Tytuł: Odp: Jak konkwistadorzy...
Wiadomość wysłana przez: Gordian Morii w 14 Lipiec 2014, 18:22:37
-Ketulets'h - ÂŁowcy. Jedni z najlepszych wojowników w dżungli. - odpowiedział Proganowi i sam wyszedł z łodzi.
Stojący na brzegu mężczyzna poruszył się i podszedł do kapitana lekkim krokiem, tak, że na piachu nie pozostały prawie żadne ślady. Co było dziwne z uwagi na dość muskularną sylwetkę człowieka.
- Witaj na naszej ziemi Synu Morza. Jesteśmy jak prosiłeś. Dziękujemy za dary. Na imię mi Herath, jestem synem Wodza Erath'a, który wypowiedział wojnę złemu Mzimu i pokonał je poświęcając swe życie i ciało, a kiedyś powróci w chwale, jako Dobre Mzimu, które zaopiekuje się naszą wioską.
Gordian z uwagą wysłuchał powitania Heratha gdyż jak nakazywał obyczaj nie wolno było przerywać wodzowi, a poza tym tylko on z tu obecnych słyszał to powitanie już kilkanaście razy.
- Witaj przyjacielu. Przywiozłem dla was to o co prosiliście. Liny, sieci i pułapki. Mam też dla Was inne zadanie, ale o nim porozmawiamy już w wiosce. - powiedział i przywitał się z wodzem.
Tymczasem pozostali marynarze dopłynęli do brzegu i wyciągnęli łodzie na brzeg. Wiosła wrzucono na dno, a całość przykryto brezentem, aby niepotrzebnie nie gromadziły one wody.
Tytuł: Odp: Jak konkwistadorzy...
Wiadomość wysłana przez: Rakbar Nasard w 14 Lipiec 2014, 18:52:48
- Elish Qiashib, nieznajomy. - uniósł rękę w górę i nie powiedzial nic więcej. Wyszedł na brzeg i czekał, bacznie obserwując tubylców.
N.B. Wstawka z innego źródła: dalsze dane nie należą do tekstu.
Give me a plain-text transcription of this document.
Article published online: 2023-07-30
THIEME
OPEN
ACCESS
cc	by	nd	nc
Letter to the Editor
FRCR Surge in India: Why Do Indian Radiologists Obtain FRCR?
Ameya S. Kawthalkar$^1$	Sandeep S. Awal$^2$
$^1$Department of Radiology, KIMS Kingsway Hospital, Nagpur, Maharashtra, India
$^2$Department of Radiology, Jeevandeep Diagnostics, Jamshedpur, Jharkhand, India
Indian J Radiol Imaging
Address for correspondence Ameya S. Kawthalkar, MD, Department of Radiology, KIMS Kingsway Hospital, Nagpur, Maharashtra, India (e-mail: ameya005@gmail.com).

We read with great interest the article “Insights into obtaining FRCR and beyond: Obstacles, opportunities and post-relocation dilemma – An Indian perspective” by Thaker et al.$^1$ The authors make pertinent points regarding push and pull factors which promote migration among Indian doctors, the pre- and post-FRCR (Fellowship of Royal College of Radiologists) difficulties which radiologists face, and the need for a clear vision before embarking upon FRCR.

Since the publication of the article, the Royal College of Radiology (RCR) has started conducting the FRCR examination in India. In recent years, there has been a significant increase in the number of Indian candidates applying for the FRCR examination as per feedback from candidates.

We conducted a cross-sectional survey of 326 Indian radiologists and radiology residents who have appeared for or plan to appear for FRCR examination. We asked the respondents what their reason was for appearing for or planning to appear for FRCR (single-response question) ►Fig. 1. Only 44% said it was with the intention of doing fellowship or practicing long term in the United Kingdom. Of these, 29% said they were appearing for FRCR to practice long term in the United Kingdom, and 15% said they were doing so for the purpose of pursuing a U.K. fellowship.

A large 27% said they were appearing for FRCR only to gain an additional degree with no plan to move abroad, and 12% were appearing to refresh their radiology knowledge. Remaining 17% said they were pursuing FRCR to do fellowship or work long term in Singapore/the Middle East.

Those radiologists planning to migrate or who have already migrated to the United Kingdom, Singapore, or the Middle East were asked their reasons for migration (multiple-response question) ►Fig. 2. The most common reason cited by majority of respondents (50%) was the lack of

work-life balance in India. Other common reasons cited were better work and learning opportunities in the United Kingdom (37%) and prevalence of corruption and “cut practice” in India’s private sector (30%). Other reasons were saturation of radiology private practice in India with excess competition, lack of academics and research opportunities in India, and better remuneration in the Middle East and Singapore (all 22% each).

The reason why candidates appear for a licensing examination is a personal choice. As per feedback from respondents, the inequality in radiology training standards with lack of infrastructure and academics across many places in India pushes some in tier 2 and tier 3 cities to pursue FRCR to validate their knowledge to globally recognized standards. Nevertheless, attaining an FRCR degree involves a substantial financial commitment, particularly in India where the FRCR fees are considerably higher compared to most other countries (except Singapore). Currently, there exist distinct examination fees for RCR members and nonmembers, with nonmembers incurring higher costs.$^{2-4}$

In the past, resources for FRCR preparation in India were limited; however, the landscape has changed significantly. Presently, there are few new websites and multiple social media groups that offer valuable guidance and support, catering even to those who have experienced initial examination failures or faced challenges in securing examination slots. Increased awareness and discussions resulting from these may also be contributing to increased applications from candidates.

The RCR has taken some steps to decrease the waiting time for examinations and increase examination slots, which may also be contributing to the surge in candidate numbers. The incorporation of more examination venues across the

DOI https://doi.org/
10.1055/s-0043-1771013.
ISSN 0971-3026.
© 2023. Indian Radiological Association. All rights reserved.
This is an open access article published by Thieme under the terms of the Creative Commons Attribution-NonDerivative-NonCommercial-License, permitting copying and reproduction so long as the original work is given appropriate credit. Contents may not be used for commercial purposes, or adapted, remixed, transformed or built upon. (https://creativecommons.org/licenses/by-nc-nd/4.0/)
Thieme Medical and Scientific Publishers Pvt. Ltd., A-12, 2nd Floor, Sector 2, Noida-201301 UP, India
Nie spotkał nigdy im podobnych osobników, dlatego obserwował ich głównie z ciekawości, niż podejrzliwości.
Tytuł: Odp: Jak konkwistadorzy...
Wiadomość wysłana przez: TheMo w 14 Lipiec 2014, 18:59:16
Odetchnął z ulgą słysząc rozmowę kapitana z wodzem wioski. Stanął przy reszcie załogi, która dobiła do brzegu i czekał na dalsze ruchy.
Tytuł: Odp: Jak konkwistadorzy...
Wiadomość wysłana przez: Gordian Morii w 14 Lipiec 2014, 20:45:09
Ruszyliśmy wgłąb dżungli za ludźmi niosącymi pakunki odebrane nota bene z naszych własnych łodzi. Indiane (bo tak dla ułatwienia ich nazywajmy, chociaż nie mają oni z indianami niczego wspólnego) przemykali szybko między bujną roślinnościom dzięki znajomości ścieżek i leśnych duktów ukrytych przed naszymi oczyma.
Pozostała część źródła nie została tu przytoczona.